Today I'm spending the day with my mother. It's a rare weekday visit, which allows us to take care of some things that must be done during regular business hours, not on weekends.
My mother turned 80 this year. You wouldn't know it. For the most part, she's still very vital and active. In fact, her social life is much more vibrant than one the hubby and I have!
She can't, however, drive. So part of each visit is devoted to errands that are hard for her to accomplish using the limited public transit options where she lives.
I'm thankful that Mum is doing so well. And I'm happy to help in the small ways she needs.
Others with older parents aren't as lucky.
In many cases, they spend much more time, energy and, yes, money on taking care of an aging parent.
Tax credit proposed for elder care costs: U.S. Rep. Barbara Lee (D-Calif.) thinks those folks deserve more than just family thanks.
While some are able to claim the dependent and child care tax credit for the help they provide their older parents, others don't quite meet the tax break's requirements. So their financial contributions are of no tax value.
Lee has introduced H.R. 5287, the Elder Care Tax Credit. In her statement announcing the introduction of the legislation, Lee notes that on average, caregivers spend $5,530 a year taking care of aging relatives.

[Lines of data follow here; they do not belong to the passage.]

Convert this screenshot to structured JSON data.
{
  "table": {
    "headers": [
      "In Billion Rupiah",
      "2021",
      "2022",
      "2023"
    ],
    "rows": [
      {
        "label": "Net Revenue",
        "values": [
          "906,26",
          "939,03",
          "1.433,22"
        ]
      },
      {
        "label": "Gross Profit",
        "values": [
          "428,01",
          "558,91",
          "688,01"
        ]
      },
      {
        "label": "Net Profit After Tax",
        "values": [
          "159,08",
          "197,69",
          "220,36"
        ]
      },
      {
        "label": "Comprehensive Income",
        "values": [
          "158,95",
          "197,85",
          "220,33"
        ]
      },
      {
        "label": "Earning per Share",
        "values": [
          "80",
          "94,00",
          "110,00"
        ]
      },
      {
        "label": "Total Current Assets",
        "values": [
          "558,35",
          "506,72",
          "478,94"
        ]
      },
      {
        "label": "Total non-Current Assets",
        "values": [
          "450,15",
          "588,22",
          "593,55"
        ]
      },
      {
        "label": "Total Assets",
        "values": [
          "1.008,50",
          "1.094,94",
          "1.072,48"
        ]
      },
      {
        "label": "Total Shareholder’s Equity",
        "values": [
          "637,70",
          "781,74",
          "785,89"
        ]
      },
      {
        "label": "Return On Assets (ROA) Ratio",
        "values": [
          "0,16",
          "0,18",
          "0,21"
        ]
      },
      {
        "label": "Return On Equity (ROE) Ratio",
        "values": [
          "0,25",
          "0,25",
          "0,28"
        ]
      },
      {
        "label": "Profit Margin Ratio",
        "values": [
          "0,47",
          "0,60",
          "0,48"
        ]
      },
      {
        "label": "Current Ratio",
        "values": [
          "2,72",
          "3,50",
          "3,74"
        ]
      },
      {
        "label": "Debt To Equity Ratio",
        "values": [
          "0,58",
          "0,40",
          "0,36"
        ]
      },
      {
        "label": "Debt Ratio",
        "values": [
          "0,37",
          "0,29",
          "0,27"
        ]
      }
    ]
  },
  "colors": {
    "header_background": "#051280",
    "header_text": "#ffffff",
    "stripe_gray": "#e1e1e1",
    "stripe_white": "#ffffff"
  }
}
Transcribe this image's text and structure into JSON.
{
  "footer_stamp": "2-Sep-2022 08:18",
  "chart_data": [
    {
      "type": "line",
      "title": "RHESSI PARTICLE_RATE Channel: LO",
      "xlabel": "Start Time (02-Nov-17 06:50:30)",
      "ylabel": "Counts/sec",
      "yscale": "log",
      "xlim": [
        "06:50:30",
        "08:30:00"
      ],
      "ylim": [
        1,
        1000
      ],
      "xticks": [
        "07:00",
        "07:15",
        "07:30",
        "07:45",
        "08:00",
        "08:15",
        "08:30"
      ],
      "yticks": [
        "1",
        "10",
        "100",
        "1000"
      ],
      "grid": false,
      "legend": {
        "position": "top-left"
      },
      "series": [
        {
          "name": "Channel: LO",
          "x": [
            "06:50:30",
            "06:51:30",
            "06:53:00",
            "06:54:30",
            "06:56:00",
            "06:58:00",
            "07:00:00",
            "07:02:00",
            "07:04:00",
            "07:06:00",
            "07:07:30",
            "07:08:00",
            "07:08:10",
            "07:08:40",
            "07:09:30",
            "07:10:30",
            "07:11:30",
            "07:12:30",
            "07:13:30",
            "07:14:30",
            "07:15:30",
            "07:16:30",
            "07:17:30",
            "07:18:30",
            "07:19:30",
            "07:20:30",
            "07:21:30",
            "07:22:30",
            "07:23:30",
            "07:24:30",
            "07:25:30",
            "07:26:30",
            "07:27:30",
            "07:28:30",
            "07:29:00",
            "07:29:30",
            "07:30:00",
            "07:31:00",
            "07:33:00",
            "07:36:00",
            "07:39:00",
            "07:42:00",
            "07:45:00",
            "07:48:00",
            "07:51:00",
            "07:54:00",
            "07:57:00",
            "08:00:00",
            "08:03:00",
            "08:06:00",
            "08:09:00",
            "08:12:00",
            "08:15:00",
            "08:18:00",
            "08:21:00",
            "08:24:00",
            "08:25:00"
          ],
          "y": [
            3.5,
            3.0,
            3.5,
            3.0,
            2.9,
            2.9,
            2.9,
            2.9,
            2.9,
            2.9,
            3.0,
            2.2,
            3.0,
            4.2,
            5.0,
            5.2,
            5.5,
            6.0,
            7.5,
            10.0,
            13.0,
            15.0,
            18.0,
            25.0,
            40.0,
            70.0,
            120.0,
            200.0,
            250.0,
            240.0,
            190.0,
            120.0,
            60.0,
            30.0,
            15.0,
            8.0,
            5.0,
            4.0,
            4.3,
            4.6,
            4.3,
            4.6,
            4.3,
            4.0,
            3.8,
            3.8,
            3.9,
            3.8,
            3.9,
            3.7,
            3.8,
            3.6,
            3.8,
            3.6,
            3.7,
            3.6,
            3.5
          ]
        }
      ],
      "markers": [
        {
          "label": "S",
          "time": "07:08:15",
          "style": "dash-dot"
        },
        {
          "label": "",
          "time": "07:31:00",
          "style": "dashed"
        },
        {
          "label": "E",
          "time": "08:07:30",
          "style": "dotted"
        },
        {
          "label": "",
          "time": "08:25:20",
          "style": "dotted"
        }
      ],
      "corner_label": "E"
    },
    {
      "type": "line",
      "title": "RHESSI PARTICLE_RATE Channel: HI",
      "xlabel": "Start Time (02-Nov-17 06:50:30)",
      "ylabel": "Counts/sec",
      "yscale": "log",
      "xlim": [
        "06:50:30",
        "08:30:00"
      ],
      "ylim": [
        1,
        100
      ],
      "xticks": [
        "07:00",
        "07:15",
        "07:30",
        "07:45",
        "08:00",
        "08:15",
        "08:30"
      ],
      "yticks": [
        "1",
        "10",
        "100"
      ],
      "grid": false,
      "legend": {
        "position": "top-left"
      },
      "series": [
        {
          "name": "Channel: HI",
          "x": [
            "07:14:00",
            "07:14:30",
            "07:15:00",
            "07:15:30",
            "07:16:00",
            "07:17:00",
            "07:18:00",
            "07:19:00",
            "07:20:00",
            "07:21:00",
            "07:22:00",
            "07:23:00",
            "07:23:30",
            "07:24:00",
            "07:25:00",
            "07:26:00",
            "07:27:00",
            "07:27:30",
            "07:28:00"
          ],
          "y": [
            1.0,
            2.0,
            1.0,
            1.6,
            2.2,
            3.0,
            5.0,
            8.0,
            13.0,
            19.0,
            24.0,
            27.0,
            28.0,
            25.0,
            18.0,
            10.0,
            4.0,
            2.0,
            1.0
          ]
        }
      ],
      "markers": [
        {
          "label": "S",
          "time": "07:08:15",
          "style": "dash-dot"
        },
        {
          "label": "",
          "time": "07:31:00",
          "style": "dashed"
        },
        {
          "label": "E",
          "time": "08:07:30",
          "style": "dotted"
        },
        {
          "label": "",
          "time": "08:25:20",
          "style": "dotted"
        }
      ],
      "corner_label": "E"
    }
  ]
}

That often leads to many caregivers cutting back on their own health care spending, or reducing hours at work, to provide relatives with the necessary care.
But in many of these cases, the older person's care costs and situations don't qualify the caregiver for the existing child and dependent care credit.
The Elder Care Tax Credit would change that, says Lee, offering financial support for qualified care expenses to families caring for aging relatives not defined as dependent. Under Lee's bill, caregivers would receive a tax credit worth up to $1,200 per year.
"As Americans live longer, more and more families are responsible for both young children and parents aging in place," says Lee. "My Elder Care Tax Credit will give families more financial flexibility as they juggle work and care-giving responsibilities for aging relatives."
As I told Bankrate's Dr. Don Taylor when he wrote about this latest iteration of an elder care tax credit, my personal bias aside I believe this is a good idea.
Parent and child roles eventually reverse. If we're awarding tax breaks for folks caring for young children, then it's only fair that we give equal consideration to those caring for older family members when that time comes.
The odds of Lee's bill passing this Congressional session are nil. But at least it gets the issue out there. And as more of us age, it's a topic -- and a tax issue -- that's needs to be discussed.
State tax help, too: Some states offer tax breaks for elder care. Arizona, for example, allows its state residents to claim a $10,000 exemption for each of the taxpayer's parents or grandparents that meet certain eligibility requirements.
To qualify, the Arizona taxpayer providing help must have paid more than one-half of the support and maintenance costs for his or her parent, grandparent or great-grandparent. The older Arizonan receiving the help must be at least 65 years old during the taxable year.
That elderly care recipient also must have lived in the taxpayer's principal residence for the entire taxable year; certain temporary absences are allowed.
Finally, the older person must require assistance in two or more of 12 specific categories of daily living. These include dressing, food preparation, eating, ability to get around (ambulating), hygiene, toileting, medications, shopping, housekeeping, managing personal finances, basic communication, transportation (driving ability).
The Arizona Department of Revenue has created an Activities of Daily Living Checklist to help residents determine whether an aging relative needs assistance.
Below is the personal finances section. It's probably a good test to give any aging relative -- or yourself! -- periodically just to make sure you're still handling your money appropriately.
Check with your state's tax department about any tax breaks it might offer for elder care expenses.
And if you agree with me that a federal elder care tax credit is a good idea, let your Representative and Senators know so they can support Lee's bill or similar legislation that is likely to be introduced in future Congressional sessions.